Enfin, Haydn fait son entrée avec le final du Concerto pour violoncelle, interprété par Victor Julien-Laferrière, et celui de la Symphonie n° 82 « L’Ours ». Cette symphonie évoque l’un des enregistrements marquants de l’ensemble, l’intégrale des symphonies parisiennes enregistrées en live à l’auditorium du Musée du Louvre. Dans cette intégrale, Le Concert de la Loge a attribué des surnoms recueilli auprès du public à certaines œuvres, renouant avec une tradition de son illustre ancêtre.

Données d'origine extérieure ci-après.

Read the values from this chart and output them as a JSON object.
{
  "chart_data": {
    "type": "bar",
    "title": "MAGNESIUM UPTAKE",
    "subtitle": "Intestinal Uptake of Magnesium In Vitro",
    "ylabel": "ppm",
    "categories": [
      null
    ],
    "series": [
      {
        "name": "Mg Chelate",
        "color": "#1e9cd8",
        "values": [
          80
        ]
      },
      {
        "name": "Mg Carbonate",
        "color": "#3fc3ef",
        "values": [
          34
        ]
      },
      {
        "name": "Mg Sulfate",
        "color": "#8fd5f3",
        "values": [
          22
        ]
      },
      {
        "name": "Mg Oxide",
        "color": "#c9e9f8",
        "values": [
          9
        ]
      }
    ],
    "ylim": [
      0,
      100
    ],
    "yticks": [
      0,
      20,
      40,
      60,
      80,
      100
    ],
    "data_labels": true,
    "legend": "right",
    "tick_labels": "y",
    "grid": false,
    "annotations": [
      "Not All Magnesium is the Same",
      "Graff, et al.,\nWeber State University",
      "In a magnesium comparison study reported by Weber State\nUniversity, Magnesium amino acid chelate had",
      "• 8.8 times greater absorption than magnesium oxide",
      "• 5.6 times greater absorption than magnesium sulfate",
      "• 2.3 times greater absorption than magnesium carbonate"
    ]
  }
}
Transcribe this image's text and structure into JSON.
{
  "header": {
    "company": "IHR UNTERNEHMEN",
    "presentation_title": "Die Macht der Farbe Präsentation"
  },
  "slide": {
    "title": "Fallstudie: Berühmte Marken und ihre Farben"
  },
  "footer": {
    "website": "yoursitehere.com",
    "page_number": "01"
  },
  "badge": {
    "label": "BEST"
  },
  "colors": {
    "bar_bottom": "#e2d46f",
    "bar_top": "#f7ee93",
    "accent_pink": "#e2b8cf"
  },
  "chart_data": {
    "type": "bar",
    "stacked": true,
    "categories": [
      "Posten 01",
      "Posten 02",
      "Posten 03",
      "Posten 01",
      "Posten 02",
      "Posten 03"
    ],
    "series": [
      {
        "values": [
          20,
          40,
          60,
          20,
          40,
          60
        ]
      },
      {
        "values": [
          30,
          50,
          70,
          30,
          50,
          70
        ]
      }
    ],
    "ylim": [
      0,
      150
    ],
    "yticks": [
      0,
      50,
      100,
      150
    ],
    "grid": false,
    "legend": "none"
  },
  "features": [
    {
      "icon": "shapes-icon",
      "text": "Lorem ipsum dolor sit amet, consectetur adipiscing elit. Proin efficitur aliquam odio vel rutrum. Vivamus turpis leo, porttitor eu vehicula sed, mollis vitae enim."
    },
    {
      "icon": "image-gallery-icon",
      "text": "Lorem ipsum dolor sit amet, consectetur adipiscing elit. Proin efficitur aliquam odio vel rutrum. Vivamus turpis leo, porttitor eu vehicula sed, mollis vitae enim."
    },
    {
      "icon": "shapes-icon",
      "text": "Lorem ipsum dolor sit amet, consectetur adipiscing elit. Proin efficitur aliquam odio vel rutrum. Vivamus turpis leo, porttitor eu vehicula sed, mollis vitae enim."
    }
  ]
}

La soirée se poursuit avec un quatuor émouvant extrait de Fidelio, interprété par Chantal Santon Jeffery, Florie Valiquette, Stanislas de Barbeyrac et Sulkhan Jaiani. Enfin, Marina Viotti électrise la salle avec une interprétation brillante de « Nacqui all’affanno... Non più mesta » tiré de La Cenerentola, avant de conclure sur un registre comique avec « Vous a-t-on dit souvent » de La Périchole, aux côtés de Stanislas de Barbeyrac, dans une mise en scène légère et amusante.

Pour clore la soirée en apothéose, tous les chanteurs solistes, accompagnés par les chantres du Centre de musique baroque de Versailles sous la direction artistique de Fabien Armengaud, entonnent le chœur final de L’Enlèvement au sérail. Dans une ambiance joyeuse et festive, l’ensemble conclut avec un Joyeux anniversaire devant un gâteau en forme de lyre, symbole parfait pour marquer cette décennie de succès et de créativité musicale.

Pendant les deux entractes, le public a pu admirer l’exposition de documents originaux relatifs au Concert de La Loge Olympique. 

Le 15 janvier 2025, Théâtre des Champs-Elysées à Paris.